The commando followed the dropped computer for only a few seconds, but this was enough. Having precalculated the effect of her diversion, Kira was a blur of motion from the instant she released the laptop. Before he could return his attention to her, she had removed her gun and shot the weapon from his hand, and then, already racing toward him, put a bullet through the meaty part of his leg, making sure on behalf of her pathetic alter ego that the wound was one from which he would fully recover.
She closed the distance between them in seconds, not wanting to give him a chance to alert others to her whereabouts. She reached him just as he finished drawing a second gun and kicked it from his hand before he could squeeze off a shot. He tried to fight her off, but he would have been no match for her even with a fully functioning leg, and like the others who had faced her previously, he, too, was soon unconscious.

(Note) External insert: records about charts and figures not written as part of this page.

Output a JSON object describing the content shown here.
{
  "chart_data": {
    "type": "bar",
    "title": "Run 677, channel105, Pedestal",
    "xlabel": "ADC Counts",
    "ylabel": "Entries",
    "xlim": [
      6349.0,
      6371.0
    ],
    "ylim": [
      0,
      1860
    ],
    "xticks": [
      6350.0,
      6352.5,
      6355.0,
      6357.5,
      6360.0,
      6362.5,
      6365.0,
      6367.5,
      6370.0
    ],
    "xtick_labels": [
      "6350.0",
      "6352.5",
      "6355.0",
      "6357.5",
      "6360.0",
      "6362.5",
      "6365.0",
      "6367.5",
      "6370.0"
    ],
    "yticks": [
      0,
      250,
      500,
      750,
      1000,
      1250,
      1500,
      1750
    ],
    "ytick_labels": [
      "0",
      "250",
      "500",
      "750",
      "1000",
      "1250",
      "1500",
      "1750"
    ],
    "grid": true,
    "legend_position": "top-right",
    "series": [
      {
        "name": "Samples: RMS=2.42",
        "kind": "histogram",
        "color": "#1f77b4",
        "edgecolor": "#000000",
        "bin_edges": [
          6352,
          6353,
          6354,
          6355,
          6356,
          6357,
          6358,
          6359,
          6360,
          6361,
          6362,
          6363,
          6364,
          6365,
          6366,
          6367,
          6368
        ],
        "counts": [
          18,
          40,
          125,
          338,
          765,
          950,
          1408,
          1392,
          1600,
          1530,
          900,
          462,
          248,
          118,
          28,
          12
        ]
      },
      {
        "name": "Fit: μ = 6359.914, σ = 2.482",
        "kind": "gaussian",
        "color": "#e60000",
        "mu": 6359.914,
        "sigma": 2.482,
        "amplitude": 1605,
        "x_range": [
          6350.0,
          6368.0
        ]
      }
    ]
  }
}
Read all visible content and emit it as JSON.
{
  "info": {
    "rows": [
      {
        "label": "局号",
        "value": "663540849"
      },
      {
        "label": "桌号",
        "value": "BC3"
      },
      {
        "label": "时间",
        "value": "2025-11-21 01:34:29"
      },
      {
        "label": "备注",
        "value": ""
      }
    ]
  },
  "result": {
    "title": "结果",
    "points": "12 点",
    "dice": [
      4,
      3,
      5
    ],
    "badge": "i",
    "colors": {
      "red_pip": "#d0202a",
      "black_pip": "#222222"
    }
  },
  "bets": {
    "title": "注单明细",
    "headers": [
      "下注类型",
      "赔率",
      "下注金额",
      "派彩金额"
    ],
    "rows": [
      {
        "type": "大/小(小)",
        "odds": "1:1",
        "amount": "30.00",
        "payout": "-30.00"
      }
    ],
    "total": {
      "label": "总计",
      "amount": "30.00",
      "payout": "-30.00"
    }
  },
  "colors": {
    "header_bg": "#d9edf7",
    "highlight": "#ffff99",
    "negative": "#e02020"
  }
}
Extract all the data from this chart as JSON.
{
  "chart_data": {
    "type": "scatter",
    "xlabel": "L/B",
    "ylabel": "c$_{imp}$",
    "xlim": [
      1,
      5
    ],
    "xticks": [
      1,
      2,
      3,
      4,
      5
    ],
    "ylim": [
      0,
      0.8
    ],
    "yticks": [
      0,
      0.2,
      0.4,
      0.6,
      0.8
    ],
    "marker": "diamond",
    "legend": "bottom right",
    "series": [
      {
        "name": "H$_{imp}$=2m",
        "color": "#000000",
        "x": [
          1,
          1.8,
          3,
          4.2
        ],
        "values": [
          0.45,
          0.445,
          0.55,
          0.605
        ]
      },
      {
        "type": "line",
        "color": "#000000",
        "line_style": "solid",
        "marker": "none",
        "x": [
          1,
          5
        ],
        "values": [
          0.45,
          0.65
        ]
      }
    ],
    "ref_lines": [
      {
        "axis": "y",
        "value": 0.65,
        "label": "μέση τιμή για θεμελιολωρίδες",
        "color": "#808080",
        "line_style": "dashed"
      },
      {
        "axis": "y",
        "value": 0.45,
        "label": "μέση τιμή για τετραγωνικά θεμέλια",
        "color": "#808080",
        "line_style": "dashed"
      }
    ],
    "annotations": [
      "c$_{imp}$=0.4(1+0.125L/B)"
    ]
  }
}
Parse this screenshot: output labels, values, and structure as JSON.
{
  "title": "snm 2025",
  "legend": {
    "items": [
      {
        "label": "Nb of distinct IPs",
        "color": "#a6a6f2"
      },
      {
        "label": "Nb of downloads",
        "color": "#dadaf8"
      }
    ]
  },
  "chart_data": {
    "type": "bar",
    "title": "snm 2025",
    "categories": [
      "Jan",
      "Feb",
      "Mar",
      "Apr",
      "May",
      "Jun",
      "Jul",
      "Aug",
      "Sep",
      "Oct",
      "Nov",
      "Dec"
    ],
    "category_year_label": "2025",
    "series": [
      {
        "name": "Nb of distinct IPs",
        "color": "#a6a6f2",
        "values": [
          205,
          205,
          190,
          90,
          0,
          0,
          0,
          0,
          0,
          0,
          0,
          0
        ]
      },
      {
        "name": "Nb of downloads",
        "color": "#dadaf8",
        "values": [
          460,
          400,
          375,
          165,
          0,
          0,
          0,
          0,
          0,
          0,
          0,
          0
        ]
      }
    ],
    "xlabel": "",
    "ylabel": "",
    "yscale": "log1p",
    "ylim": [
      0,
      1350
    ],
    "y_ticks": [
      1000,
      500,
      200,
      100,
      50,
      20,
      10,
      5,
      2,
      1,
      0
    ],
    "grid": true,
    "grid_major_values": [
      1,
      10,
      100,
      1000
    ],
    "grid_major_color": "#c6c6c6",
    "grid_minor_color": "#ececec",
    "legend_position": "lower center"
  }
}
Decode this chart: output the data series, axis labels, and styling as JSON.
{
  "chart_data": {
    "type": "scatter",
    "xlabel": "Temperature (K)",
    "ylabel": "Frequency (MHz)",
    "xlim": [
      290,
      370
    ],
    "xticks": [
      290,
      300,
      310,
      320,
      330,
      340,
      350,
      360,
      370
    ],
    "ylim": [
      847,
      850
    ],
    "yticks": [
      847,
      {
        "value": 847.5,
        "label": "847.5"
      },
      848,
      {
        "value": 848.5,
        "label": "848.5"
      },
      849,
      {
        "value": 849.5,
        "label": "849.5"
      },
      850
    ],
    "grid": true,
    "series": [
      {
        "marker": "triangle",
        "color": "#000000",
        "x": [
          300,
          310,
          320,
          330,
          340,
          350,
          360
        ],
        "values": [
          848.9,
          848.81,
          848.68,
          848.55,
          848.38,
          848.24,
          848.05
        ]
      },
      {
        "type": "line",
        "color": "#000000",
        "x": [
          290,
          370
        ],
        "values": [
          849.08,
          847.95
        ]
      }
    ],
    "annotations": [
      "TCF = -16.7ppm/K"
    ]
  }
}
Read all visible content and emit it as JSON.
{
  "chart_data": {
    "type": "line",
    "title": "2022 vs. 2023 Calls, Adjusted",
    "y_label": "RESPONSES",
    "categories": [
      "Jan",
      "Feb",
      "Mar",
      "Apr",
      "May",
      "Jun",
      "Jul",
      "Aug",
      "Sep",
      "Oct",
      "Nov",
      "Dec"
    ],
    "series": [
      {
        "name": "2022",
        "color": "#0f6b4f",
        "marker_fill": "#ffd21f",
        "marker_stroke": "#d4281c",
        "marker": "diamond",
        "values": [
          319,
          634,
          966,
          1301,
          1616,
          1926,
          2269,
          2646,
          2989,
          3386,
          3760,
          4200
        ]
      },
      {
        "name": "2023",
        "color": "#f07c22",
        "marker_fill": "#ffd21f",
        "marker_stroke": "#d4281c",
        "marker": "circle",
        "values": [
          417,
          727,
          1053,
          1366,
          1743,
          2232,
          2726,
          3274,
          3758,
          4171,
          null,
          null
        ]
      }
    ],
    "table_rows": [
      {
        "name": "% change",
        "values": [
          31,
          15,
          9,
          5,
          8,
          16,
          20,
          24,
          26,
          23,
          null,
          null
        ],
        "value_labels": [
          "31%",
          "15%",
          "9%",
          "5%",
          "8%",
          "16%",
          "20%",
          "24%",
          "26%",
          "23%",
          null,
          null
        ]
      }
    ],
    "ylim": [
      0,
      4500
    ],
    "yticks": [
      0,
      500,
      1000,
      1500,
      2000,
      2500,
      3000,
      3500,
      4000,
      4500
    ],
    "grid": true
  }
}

And Kira Miller continued on into the night.
27
The colonel walked along the east perimeter of Peterson Air Force Base and frowned deeply as he spotted several helicopters in the distance, returning to base after yet another unsuccessful search-and-destroy mission. His forehead was bandaged, and he had a nasty headache that had lasted a full twenty-four hours and showed little sign of subsiding.
“At this point, we’re probably just wasting our time,” said John Kolke walking along beside him.
Jake nodded. “Four more hours, and I’ll call off the search. At least from the air.” He shook his head in disgust. “By now she could have reached anywhere in the world.” He stopped walking and stared up at the razor-wire fence, wondering if the girl had pole vaulted over—or perhaps levitated.
“I have to admit,” said Kolke, “I always thought you were giving this woman too much credit. She couldn’t possibly be as good as you thought. But I was wrong. I still can’t quite believe what she was able to do. In addition to you, she took out four of our best men without even breaking a sweat, and then managed to run a gauntlet and somehow escape. I spoke with Lieutenant Doherty, the guard outside of your office who fought her hand-to-hand—at least tried to. He told me he never came close to landing a blow.”